Henisz: There’s a great new book that’s coming out, by Myles Shaver at the University of Minnesota. He looks at the broader set of companies — Minneapolis has an enormous density of Fortune 500 headquarter companies.

All of them have had a long-term, forward-looking orientation towards how they manage their relationships with the community. And they haven’t been as focused on quick tax breaks and these little transactional things that you often see. They’ve really thought about, how do we make this a great place for families, make people come here for the universities, make people want to come here and want to stay here?

… The logic that we’re talking about goes from your workers to the community around you to the regional government, and to the national government. It’s thinking about how everything is interconnected, and how our relationship as a company with that entire sociopolitical ecosystem is important for our long-term returns.

When we just focus on the short term, and on what minimizes costs today, we’re often creating the basis for anger and backlash maybe next year or maybe five years from now. But if we look out into the long term and we don’t incorporate that, and if our financial models miss those connections, we’re not going to be a company that will be around in the long term.

Kuhlman: We’ve had several guests who’ve talked about companies doing a little bit more around advocacy, taking a political stance, like Nike. (Nike’s recent ad campaign featured Colin Kaepernick, a controversial former San Francisco 49ers quarterback who protested racial injustice by refusing to stand when the national anthem is played.)

Henisz: That’s a great example. When there are issues like immigration, racial tensions or trade policy, where so many companies have a stake in the policy outcome, I think there’s a responsibility of companies to engage on some of these issues. I think you’re seeing that. Nike is appealing to a younger, urban demographic. I think it [fits] with its image.

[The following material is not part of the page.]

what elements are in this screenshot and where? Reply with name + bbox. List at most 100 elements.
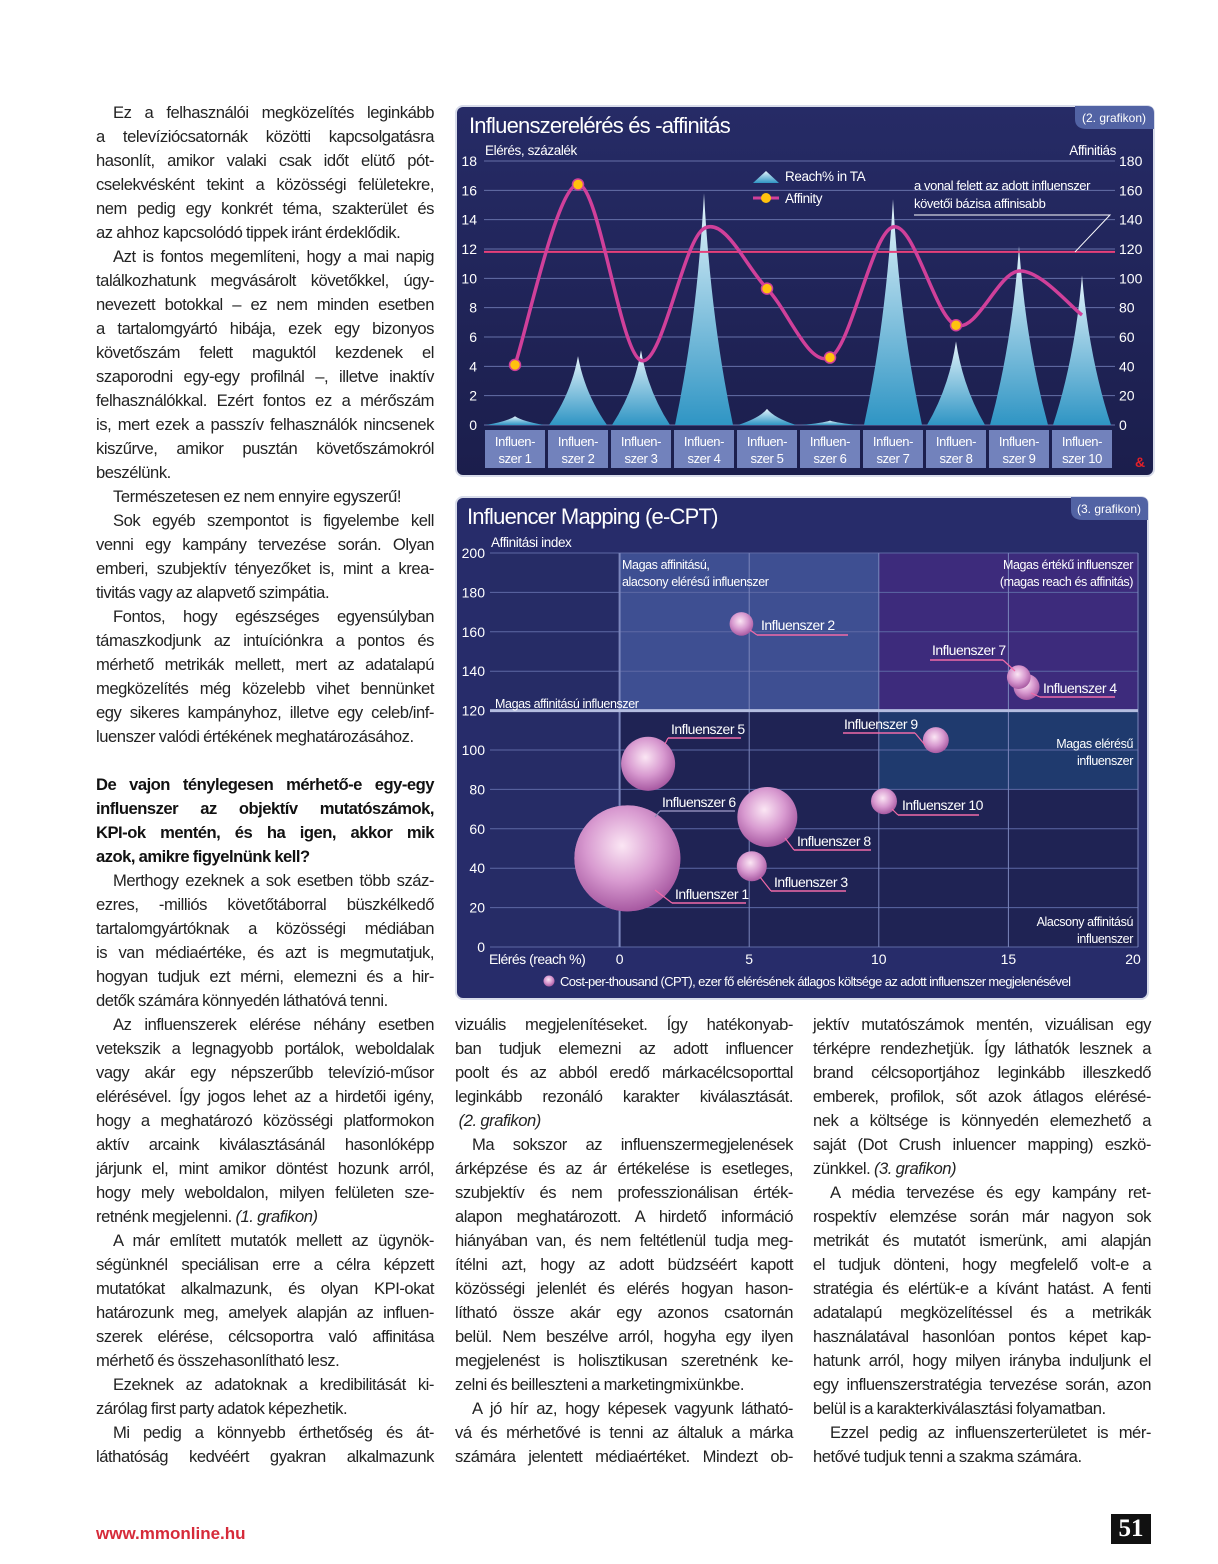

People expect CEOs and companies to weigh in on some of these social challenges. It’s a delicate question. You go back to [Merck CEO] Ken Frazier’s decision to leave the president’s [American Manufacturing] Council early on in the Trump presidency. Some of these issues are so large and so material that companies do have a responsibility to act and speak about what they value and what their stakeholders are concerned about.

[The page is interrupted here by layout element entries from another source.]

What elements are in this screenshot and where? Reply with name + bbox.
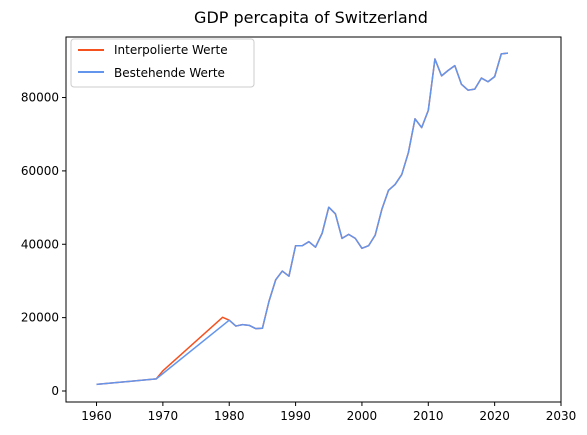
legend: Interpolierte Werte Bestehende Werte	[70, 38, 255, 88]
x-tick-label: 1990	[280, 409, 311, 423]
series-line-existing	[96, 52, 509, 386]
x-tick-label: 2020	[479, 409, 510, 423]
x-tick-label: 2000	[347, 409, 378, 423]
legend-label-existing: Bestehende Werte	[114, 66, 225, 80]
chart-title: GDP percapita of Switzerland	[194, 8, 428, 27]
plot-frame	[65, 36, 562, 403]
x-tick-label: 1980	[214, 409, 245, 423]
y-tick-label: 40000	[21, 237, 59, 251]
y-tick-label: 20000	[21, 311, 59, 325]
x-tick-label: 1970	[148, 409, 179, 423]
legend-box	[70, 38, 255, 88]
legend-label-interpolated: Interpolierte Werte	[114, 43, 228, 57]
y-tick-label: 60000	[21, 164, 59, 178]
y-tick-label: 80000	[21, 91, 59, 105]
x-tick-label: 2030	[546, 409, 577, 423]
x-tick-label: 1960	[81, 409, 112, 423]
series-line-interpolated	[96, 52, 509, 386]
y-tick-label: 0	[51, 384, 59, 398]
plot-area: 1960 1970 1980 1990 2000 2010 2020 2030 0 20000 40…	[21, 52, 577, 423]
x-tick-label: 2010	[413, 409, 444, 423]
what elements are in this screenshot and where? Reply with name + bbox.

“That’s the ultimate goal — to make this a management tool so you know where you’re performing better or worse.”

Klein: In some of these cases, there may be a tension that the CEOs have to reconcile between a short-term response and a long-term response.

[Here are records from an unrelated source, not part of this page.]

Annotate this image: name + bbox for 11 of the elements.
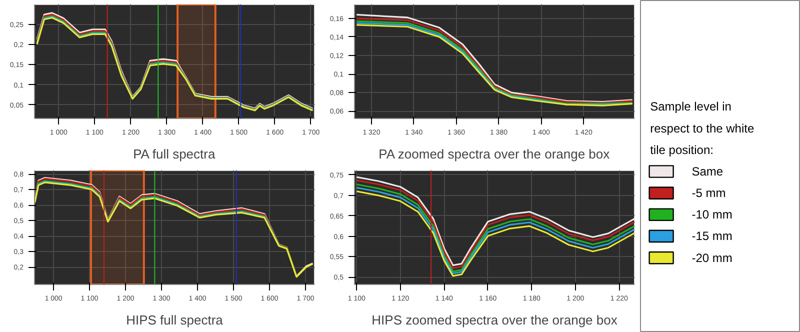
legend-label: Same — [692, 164, 724, 178]
text: PA zoomed spectra over the orange box — [378, 146, 610, 162]
legend-label: -15 mm — [692, 229, 732, 244]
legend-label: -5 mm — [692, 186, 726, 200]
legend-label: -20 mm — [692, 250, 732, 265]
legend-label: -10 mm — [692, 208, 732, 222]
text: HIPS zoomed spectra over the orange box — [372, 312, 618, 328]
text: PA full spectra — [133, 146, 216, 162]
line-series — [34, 180, 280, 246]
legend-title: Sample level in respect to the white tile position: — [650, 100, 754, 157]
text: HIPS full spectra — [126, 312, 224, 328]
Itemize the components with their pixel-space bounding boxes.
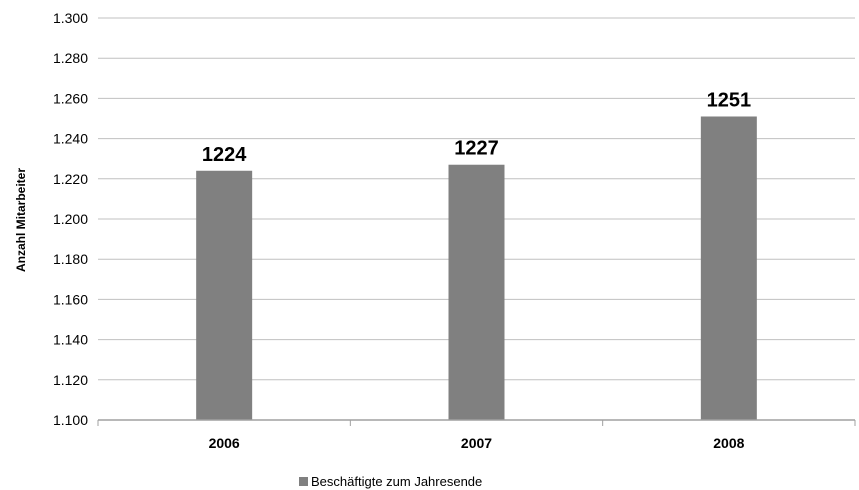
y-axis-tick-labels: 1.100 1.120 1.140 1.160 1.180 1.200 1.220 1.240… <box>53 10 88 428</box>
bar-2006 <box>196 170 253 420</box>
y-tick-label: 1.160 <box>53 291 88 307</box>
y-tick-label: 1.140 <box>53 332 88 348</box>
y-tick-label: 1.180 <box>53 251 88 267</box>
y-tick-label: 1.260 <box>53 90 88 106</box>
y-tick-label: 1.280 <box>53 50 88 66</box>
x-axis <box>97 419 856 426</box>
data-label-2008: 1251 <box>707 89 752 111</box>
y-tick-label: 1.120 <box>53 372 88 388</box>
y-tick-label: 1.100 <box>53 412 88 428</box>
x-tick-label-2008: 2008 <box>713 435 744 451</box>
y-tick-label: 1.240 <box>53 131 88 147</box>
bars <box>196 116 757 421</box>
x-tick-label-2007: 2007 <box>461 435 492 451</box>
y-axis-label: Anzahl Mitarbeiter <box>14 168 28 272</box>
data-label-2006: 1224 <box>202 144 247 166</box>
data-labels: 1224 1227 1251 <box>202 89 751 165</box>
x-tick-label-2006: 2006 <box>209 435 240 451</box>
y-tick-label: 1.300 <box>53 10 88 26</box>
x-axis-tick-labels: 2006 2007 2008 <box>209 435 745 451</box>
legend-label: Beschäftigte zum Jahresende <box>311 474 482 489</box>
bar-2008 <box>700 116 757 421</box>
y-tick-label: 1.200 <box>53 211 88 227</box>
legend-swatch <box>299 477 308 486</box>
bar-2007 <box>448 164 505 420</box>
y-tick-label: 1.220 <box>53 171 88 187</box>
legend: Beschäftigte zum Jahresende <box>299 474 482 489</box>
data-label-2007: 1227 <box>454 138 499 160</box>
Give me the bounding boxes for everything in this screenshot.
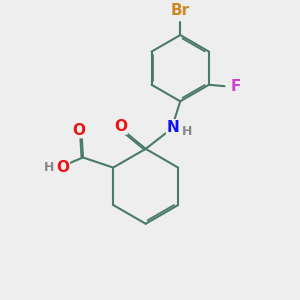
Text: Br: Br (171, 3, 190, 18)
Text: H: H (44, 161, 55, 174)
Text: F: F (230, 79, 241, 94)
Text: O: O (72, 123, 85, 138)
Text: N: N (167, 120, 179, 135)
Text: H: H (182, 125, 192, 138)
Text: O: O (114, 119, 127, 134)
Text: O: O (56, 160, 69, 175)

Henisz: Sure. People were burning the Nike shoes. But they were also buying them. There was a surge of interest. CEOs shouldn’t do this based on a personal whim. When they’re acting out on these advocacy issues, they have to make clear when they’re speaking for the company. The Nike [ad] was a powerful one where the company felt that its stakeholders identified with a whole host of [issues about] injustice and other challenges.

Klein: You’ve been very interested in investment practices. How good is the data that we have on companies, on these different dimensions?

Henisz: There’s a really stinging Wall Street Journal article that looks at a number of different ESG ratings providers, and at some companies [they rate]. There’s almost no correlation across them. It’s really frightening.… If you look at bond ratings, S&P’s, Moody’s and Fitch are correlated between 90% and 95%. ESG ratings are correlated between 5% and 50%. There’s a lot of noise. And so we have to be careful when we’re using them.

But we’re starting to see new data providers that are using not just information that the company provides in their sustainability reports or in response to surveys, but are using artificial intelligence, natural language parsing to surf the web, the news media, government regulatory filings, and social media to try and map what stakeholders are saying about companies to environment, social and governance risk factors.

… There is still a long way to go in terms of providing enough reliability … and enough precision to guide both creditor and equity investors and managers. That’s the ultimate goal — to make this a management tool so you know where you’re performing better or worse.